As Kasler and Reese are reporting, it has not been easy for farmers. But this suggests that what I’ve come to think of as “the California experiment” – the deepest shock on this sort of time scale to a large, 21st century agricultural/urban economy – has much to teach us about adaptation and resilience when the water runs low.
These ag statistics per se don’t really support your thesis of resilience, which comes over as a chest-thumping IS THIS A GREAT COUNTRY OR WHAT!!!. The drought is hitting home *this year* and maybe the next, not last year. There was orderly evacuation of the Titanic but still a lot of people perished.
Ag is a business, most often a corporation with a dispersed multi-generational family as sole shareholders. True, CA makes artisanal goat cheese and grows lots of arugula but that is not 1% of the irrigated acreage (even though 99% of LA Times and Bee articles focus on the former). The vast majority of ag operations grow commodities at scale.

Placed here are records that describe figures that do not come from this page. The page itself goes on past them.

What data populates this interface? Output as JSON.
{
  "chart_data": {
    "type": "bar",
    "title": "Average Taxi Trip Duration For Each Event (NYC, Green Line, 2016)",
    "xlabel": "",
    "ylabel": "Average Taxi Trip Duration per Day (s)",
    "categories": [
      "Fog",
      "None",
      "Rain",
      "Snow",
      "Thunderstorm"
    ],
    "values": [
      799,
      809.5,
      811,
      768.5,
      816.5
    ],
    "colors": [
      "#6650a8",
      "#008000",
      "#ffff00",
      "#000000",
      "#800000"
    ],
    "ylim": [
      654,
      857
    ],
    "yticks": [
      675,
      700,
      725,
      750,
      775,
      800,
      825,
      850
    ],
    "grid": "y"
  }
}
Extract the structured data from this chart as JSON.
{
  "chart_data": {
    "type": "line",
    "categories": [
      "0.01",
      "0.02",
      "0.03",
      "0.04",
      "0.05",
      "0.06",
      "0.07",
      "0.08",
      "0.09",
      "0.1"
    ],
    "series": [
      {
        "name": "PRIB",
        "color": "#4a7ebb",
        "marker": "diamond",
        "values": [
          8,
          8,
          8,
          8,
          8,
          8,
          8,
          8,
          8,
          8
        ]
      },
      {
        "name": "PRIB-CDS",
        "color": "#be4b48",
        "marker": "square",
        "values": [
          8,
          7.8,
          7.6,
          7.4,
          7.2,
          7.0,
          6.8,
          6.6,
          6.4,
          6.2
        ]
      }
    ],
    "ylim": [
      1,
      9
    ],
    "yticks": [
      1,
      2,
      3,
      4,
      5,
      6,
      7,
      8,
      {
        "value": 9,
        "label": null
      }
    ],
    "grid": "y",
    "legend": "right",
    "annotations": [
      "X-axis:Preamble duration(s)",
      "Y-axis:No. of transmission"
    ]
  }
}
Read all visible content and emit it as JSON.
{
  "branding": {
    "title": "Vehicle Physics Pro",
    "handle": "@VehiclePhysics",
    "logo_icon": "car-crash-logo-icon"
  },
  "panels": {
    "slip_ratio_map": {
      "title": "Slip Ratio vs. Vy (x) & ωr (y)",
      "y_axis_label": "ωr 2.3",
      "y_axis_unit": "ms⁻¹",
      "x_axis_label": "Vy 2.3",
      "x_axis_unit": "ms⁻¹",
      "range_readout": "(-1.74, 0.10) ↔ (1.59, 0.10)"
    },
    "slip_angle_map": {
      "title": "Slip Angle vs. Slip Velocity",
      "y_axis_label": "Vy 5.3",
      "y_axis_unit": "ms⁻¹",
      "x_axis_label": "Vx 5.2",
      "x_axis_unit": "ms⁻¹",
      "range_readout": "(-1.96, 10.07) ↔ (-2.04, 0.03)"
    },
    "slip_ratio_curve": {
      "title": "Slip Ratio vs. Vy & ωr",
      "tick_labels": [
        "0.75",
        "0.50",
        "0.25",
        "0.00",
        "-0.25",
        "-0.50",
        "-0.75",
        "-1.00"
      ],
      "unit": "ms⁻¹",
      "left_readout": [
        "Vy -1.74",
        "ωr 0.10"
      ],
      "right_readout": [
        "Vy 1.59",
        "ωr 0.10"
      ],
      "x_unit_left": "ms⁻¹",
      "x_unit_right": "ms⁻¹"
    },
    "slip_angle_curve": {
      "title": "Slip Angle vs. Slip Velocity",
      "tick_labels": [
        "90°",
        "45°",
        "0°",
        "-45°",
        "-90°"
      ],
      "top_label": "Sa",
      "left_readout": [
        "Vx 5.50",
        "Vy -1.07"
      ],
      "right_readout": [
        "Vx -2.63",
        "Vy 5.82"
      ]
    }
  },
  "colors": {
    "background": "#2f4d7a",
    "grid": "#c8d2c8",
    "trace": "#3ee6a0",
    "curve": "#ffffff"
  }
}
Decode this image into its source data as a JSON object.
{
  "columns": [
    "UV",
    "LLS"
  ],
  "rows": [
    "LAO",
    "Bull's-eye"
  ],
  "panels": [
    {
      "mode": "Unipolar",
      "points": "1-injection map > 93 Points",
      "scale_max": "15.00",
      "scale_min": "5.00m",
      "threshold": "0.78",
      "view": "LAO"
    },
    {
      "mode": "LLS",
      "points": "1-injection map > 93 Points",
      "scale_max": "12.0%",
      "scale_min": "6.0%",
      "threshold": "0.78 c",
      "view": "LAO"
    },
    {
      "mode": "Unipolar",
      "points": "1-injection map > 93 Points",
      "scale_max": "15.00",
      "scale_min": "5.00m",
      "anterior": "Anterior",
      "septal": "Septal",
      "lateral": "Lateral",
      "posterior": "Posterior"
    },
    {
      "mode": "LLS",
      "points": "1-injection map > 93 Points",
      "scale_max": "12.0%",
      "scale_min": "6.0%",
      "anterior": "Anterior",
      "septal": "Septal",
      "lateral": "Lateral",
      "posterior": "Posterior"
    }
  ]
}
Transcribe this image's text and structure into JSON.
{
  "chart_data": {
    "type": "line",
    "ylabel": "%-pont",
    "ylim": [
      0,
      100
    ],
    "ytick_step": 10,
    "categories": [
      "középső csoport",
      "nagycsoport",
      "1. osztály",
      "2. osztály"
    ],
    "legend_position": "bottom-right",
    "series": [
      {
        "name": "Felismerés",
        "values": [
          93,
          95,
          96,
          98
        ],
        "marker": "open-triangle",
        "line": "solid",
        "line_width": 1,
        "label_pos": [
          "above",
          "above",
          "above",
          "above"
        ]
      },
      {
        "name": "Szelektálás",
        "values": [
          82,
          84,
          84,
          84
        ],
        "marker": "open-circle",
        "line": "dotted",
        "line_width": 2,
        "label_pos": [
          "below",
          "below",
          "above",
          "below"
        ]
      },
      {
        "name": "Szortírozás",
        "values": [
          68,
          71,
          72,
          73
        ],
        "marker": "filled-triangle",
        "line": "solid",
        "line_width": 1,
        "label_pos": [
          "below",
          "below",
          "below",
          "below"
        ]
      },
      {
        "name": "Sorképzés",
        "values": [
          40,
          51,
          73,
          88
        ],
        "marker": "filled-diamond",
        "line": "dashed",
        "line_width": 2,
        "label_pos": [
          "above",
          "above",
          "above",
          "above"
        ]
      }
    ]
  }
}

Unbeknownst to reporters, a business is primarily concerned with return on capital investment (ROI). A farm located in a hellhole such as the Central Valley, Imperial Valley, or Yuma is not a lifestyle choice (trout ranch in Montana) but a business decision about ROI.
Gross farm gate sales are not a proxy for how well the business is going, especially as the price per acre-ft of water goes through the roof. Ask yourself, what is your flat, hot, ugly, contaminated, zoned farmland worth if it doesn’t have dependable and affordable water? Answer: a whole lot less than it was before this drought, maybe nothing.
It’s conceivable no crop no matter how low its water use can bring in more revenue than the cost of doing business in a drought — urbanites think ‘oh they can just switch to og heirloom kiwis’, not realizing the price tanks as supplies soar while demand stagnates.
Celebrating growth in ag labor? Is this something that you ever considered for yourself — horribly monotonus, poorly paid, dead-end work that not one single white person in the entire USA has chosen since the Great Depression. The billboards of Nogales tell the reality, one after another offering panaceas for repetitive stress injury, damaged hands, bad backs, terminal arthritis, kidney damage.
Tom –
Your business/ROI argument offers a testable hypothesis.
According to the latest USDA/NASS statistics, the per-acre value of California farm land rose 3 percent per acre last year. The value of both irrigated and non-irrigated land rose. This is farmers, making a business decision about ROI, voting with their dollars on what *they* think the land is worth. California farm land has risen in value every year since the drought began.
This is not to say the drought is not having an effect on farm land prices. In Iowa (the ag state with the next-most-valuable farmland – New Jersey doesn’t count), value per acre rose 9 percent. Nationally, the value of farmland rose 8 percent. It is merely to point out that your observation about the impact of the drought on the value of farmland seems measurable, and this measure does not support your observation that the value of the land is “a whole lot less than it was before this drought, maybe nothing.”